1905–1944

Op 12 augustus 1944, amper dertien dagen voor de bevrijding van Parijs, werd de 39-jarige Suzanne Spaak in haar cel in de gevangenis van Fresnes (Seine, Val-de-Marne) door een Gestapo-officier geëxecuteerd. Dat was de prijs die ze betaalde voor het redden van Joodse kinderen en haar deelname aan het spionagenetwerk dat de geschiedenis zou ingaan als het Rode Orkest.
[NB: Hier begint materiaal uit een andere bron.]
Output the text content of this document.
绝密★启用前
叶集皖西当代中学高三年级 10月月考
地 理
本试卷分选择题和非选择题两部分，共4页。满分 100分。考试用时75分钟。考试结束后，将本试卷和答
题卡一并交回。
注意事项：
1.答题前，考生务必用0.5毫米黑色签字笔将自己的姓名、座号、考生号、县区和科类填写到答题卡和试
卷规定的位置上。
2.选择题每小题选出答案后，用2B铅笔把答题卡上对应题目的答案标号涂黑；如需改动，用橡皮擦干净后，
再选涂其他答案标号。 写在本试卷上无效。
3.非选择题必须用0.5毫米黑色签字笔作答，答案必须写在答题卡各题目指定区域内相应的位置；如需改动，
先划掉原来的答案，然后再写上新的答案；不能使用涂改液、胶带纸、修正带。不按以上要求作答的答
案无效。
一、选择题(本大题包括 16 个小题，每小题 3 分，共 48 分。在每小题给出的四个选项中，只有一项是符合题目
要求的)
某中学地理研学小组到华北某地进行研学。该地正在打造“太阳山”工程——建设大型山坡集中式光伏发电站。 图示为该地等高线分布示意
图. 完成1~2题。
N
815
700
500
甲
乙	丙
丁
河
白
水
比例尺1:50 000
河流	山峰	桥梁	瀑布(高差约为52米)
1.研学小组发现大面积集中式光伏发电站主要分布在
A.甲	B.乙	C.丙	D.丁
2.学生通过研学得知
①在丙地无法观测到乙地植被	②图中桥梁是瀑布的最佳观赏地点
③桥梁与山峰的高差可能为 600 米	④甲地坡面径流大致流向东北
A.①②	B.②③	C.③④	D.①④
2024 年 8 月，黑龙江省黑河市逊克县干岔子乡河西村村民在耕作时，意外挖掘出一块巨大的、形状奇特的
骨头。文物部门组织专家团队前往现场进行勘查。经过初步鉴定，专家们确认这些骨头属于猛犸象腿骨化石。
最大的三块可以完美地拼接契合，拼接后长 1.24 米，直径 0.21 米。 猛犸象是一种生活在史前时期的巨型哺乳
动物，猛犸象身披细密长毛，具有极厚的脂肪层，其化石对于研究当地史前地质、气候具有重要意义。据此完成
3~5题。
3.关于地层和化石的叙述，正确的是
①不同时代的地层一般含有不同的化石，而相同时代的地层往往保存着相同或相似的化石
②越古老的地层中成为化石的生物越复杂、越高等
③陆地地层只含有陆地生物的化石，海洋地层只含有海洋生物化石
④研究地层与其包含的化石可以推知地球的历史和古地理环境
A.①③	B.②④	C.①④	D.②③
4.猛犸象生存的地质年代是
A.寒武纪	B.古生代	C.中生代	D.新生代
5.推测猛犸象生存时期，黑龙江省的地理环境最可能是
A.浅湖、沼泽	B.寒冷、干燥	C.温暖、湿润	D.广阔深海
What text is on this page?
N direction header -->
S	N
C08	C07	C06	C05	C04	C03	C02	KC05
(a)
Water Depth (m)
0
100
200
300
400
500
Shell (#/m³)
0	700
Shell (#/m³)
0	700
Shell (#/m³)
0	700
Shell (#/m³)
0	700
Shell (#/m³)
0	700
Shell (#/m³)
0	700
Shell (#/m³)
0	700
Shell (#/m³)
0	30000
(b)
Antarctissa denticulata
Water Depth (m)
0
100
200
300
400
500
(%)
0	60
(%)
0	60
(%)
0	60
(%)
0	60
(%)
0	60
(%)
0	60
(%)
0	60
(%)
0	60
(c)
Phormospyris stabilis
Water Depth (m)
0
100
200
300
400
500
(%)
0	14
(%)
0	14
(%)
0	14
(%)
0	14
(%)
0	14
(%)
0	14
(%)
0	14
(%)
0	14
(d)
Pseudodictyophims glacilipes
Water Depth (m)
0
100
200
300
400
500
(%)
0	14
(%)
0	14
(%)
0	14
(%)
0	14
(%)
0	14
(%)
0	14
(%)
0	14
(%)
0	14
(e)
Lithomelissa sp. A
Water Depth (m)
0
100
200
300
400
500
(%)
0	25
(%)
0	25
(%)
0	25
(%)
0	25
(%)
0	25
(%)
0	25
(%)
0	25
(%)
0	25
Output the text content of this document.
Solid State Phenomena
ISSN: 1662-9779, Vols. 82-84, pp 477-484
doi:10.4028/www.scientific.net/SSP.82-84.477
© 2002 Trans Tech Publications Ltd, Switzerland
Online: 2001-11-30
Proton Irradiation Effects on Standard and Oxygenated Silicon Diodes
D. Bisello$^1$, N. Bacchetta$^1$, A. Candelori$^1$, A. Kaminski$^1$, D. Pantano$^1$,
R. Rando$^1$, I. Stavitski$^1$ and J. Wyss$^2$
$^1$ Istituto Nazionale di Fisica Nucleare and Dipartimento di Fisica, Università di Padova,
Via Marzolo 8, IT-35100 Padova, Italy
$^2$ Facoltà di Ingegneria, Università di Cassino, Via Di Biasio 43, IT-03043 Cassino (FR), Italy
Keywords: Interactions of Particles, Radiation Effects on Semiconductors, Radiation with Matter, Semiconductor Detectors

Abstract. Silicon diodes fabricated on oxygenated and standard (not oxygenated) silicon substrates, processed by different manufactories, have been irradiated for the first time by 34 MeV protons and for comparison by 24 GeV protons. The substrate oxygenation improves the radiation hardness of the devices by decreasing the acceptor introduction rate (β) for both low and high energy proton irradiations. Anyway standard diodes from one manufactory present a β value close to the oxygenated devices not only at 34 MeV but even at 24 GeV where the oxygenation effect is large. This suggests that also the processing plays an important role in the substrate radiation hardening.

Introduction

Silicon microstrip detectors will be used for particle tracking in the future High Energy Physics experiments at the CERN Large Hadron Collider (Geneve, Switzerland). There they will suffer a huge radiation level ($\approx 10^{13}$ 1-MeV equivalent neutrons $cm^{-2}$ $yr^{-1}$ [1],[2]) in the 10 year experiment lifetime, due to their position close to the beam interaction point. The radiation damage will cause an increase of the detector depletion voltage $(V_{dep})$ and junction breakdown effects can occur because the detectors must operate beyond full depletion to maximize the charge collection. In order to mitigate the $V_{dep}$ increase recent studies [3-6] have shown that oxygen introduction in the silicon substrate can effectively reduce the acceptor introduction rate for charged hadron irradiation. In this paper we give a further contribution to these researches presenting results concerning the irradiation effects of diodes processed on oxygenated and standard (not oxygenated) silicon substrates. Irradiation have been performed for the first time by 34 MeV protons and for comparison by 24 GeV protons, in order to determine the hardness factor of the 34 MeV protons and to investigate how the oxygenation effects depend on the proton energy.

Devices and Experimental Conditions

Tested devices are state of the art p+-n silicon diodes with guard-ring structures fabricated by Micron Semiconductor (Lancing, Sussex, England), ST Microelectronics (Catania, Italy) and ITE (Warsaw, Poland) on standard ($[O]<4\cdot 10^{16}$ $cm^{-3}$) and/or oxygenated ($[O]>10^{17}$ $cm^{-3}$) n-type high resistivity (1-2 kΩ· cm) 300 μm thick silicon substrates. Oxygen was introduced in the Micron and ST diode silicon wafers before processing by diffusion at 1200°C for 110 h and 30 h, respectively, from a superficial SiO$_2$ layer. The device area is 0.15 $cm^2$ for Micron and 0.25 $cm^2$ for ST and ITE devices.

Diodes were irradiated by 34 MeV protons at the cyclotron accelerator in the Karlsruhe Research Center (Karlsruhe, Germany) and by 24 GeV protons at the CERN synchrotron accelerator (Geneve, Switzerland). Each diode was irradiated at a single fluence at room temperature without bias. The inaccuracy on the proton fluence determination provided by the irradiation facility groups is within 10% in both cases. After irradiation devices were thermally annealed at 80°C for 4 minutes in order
Suzanne Spaak stamde uit een welgestelde bankiersfamilie. Ze werd in 1905 in Brussel geboren als Augustine Suzanne Lorge, dochter van wisselagent Louis Lorge. In 1925 trouwde ze met Claude Spaak, toneelschrijver en filmmaker, broer van de socialistische minister Paul-Henri Spaak. Toen in de jaren dertig het fascisme en nazisme oprukten, sloot Suzanne zich aan bij het Comité Mondial des Femmes contre la Guerre et le Fascisme. In mei 1940 trok het gezin Spaak zich terug in het Zuid-Franse Sainte-Maxime.

Vanaf 1941 maakte Suzanne deel uit van de leiding van de Mouvement Nationale Contre le Racisme (MNCR). Ze zette zich clandestien in tegen de Jodenvervolging en vond steun in protestantse middens om Joodse kinderen op te vangen. Zelf moeder van twee kinderen, aarzelde ze niet om grote risico’s te nemen om Joodse kinderen naar veilige oorden te smokkelen.

Maar Suzanne deed meer. Via haar vroegere engagement bij het Wereldcomité van vrouwen tegen oorlog en fascisme had ze in Brussel de communiste Myra Sokol leren kennen. Het echtpaar Sokol bracht haar in contact met het Parijse netwerk van het Rode Orkest, geleid door Leopold Trepper (Leiba Domb), een Poolse Jood en officier van de Sovjet-militaire inlichtingendienst. Trepper had vanaf eind jaren dertig een netwerk opgebouwd in meerdere Europese landen, met reële firma’s als dekmantel, waaronder de regenmantelwinkels ‘Au Roi du Caoutchouc’ en ‘The Foreign Excellent Trench-Coat’, en de import-exportfirma’s Simex en Simexco. Via deze bedrijven legden de spionnen contacten met de Duitse bezetter. Informatie werd doorgeseind via gecodeerde radioboodschappen door zogenaamde ‘pianisten’. ‘Schoenmakers’ zorgden voor valse documenten.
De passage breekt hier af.